It all started in 2013 when researchers from the Massachusetts Institute of Technology (MIT) and Harvard University observed pairs of photons -- particles of light -- interacting with each other and creating a new state of matter. Now, the same researchers have found that similar interactions can also take place in groups of three photons to eventually form a completely new kind of photonic matter that can be used in quantum computing, and perhaps even make sci-fi lightsabers a reality.
The newly created form of light can be explained by the example of lightsabers used in the imaginary universe of Star Wars. The photons in those fictional lightsaber beams would crash into each other, but photons in two normal light beams from flashlights would simply pass through each other, without making any interaction.
As part of their research, the scientists passed a weak laser beam through a thick cloud of cold rubidium atoms and managed to make the photons intermingle and bind together in pairs and in groups of three, instead of exiting the cloud as single randomly-spaced photons. The results clearly suggested that some kind of interaction was going on among the light particles.
Although the entire interaction within the atom cloud took place in just over a millionth of a second, the photons remained bound together, even after they traveled out of the cloud. This means that the photons were strongly entangled, which is considered to be a vital property for any quantum computing bit.
Unlike normal photons that do not have mass and travel at a speed of 300,000 kilometers per second, the entangled photons apparently acquired some mass, which was equivalent to a fraction of an electron's mass. These bound photons were also found to be relatively slow, traveling at a speed 100,000 times slower than that of normal photons.
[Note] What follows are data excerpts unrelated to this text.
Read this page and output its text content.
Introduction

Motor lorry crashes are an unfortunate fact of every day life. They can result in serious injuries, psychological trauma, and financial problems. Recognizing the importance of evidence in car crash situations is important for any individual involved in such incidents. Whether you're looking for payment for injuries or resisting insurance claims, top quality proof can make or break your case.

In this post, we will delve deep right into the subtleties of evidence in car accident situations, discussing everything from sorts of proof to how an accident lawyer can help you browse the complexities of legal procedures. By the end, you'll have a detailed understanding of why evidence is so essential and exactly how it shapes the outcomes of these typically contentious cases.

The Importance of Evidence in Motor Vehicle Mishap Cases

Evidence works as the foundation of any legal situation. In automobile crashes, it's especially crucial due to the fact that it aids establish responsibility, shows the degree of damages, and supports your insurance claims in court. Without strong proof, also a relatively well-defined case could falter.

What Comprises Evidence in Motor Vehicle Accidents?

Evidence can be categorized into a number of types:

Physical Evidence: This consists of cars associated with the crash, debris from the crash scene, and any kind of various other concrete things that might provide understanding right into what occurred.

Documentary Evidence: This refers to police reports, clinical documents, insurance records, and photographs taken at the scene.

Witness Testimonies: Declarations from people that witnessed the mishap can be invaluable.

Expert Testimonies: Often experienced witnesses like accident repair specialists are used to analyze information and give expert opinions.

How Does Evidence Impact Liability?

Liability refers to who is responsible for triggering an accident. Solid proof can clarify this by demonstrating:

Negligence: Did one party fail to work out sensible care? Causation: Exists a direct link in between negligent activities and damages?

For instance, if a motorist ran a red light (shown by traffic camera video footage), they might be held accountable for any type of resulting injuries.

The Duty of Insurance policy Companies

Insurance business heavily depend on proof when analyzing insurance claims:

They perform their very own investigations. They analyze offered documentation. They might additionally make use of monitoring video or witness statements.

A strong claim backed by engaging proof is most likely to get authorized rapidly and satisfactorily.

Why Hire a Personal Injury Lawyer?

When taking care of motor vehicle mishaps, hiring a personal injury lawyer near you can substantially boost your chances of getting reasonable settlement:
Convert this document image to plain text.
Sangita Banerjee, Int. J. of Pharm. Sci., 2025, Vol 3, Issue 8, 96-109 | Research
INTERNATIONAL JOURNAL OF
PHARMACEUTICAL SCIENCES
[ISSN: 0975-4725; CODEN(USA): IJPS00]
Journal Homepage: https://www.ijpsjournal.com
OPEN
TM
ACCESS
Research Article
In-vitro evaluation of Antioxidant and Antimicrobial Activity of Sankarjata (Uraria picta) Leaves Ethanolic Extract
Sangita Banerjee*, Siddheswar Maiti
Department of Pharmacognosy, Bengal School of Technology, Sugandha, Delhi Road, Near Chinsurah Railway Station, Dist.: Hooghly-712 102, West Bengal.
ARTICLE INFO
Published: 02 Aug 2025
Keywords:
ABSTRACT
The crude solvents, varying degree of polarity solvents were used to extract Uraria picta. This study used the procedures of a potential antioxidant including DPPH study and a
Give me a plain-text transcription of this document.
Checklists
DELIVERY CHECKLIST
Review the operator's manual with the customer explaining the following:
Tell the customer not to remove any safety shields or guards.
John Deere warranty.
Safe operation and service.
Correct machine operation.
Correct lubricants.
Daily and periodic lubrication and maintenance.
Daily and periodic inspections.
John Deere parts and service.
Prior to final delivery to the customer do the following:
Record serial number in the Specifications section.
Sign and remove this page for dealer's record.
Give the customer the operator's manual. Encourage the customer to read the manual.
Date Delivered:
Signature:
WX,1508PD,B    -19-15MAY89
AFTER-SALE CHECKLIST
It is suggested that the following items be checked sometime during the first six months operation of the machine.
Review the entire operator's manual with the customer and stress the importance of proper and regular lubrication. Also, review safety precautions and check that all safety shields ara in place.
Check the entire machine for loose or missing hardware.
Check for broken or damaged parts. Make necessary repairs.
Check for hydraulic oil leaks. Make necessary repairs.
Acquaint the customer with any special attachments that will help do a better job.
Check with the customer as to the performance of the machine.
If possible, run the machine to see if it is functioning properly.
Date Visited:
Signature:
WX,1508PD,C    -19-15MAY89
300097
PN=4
The results, published in the journal Science on Friday, February 17, proved that photons could indeed attract each other. The researchers, therefore, believed that if photons can be made to interact in other ways, they may be harnessed to perform incredibly complex quantum computations extremely fast.
"Photons can travel very fast over long distances, and people have been using light to transmit information, such as in optical fibers," MIT physics professor, Vladan Vuletic, said in a statement. "If photons can influence one another, then if you can entangle these photons, and we've done that, you can use them to distribute quantum information in an interesting and useful way."
The researchers now plan to look for ways to investigate other interactions such as repulsion, in which photons may scatter off each other like billiard balls.
"With repulsion of photons, can they be such that they form a regular pattern, like a crystal of light? Or will something else happen? It's very uncharted territory," Vuletic said.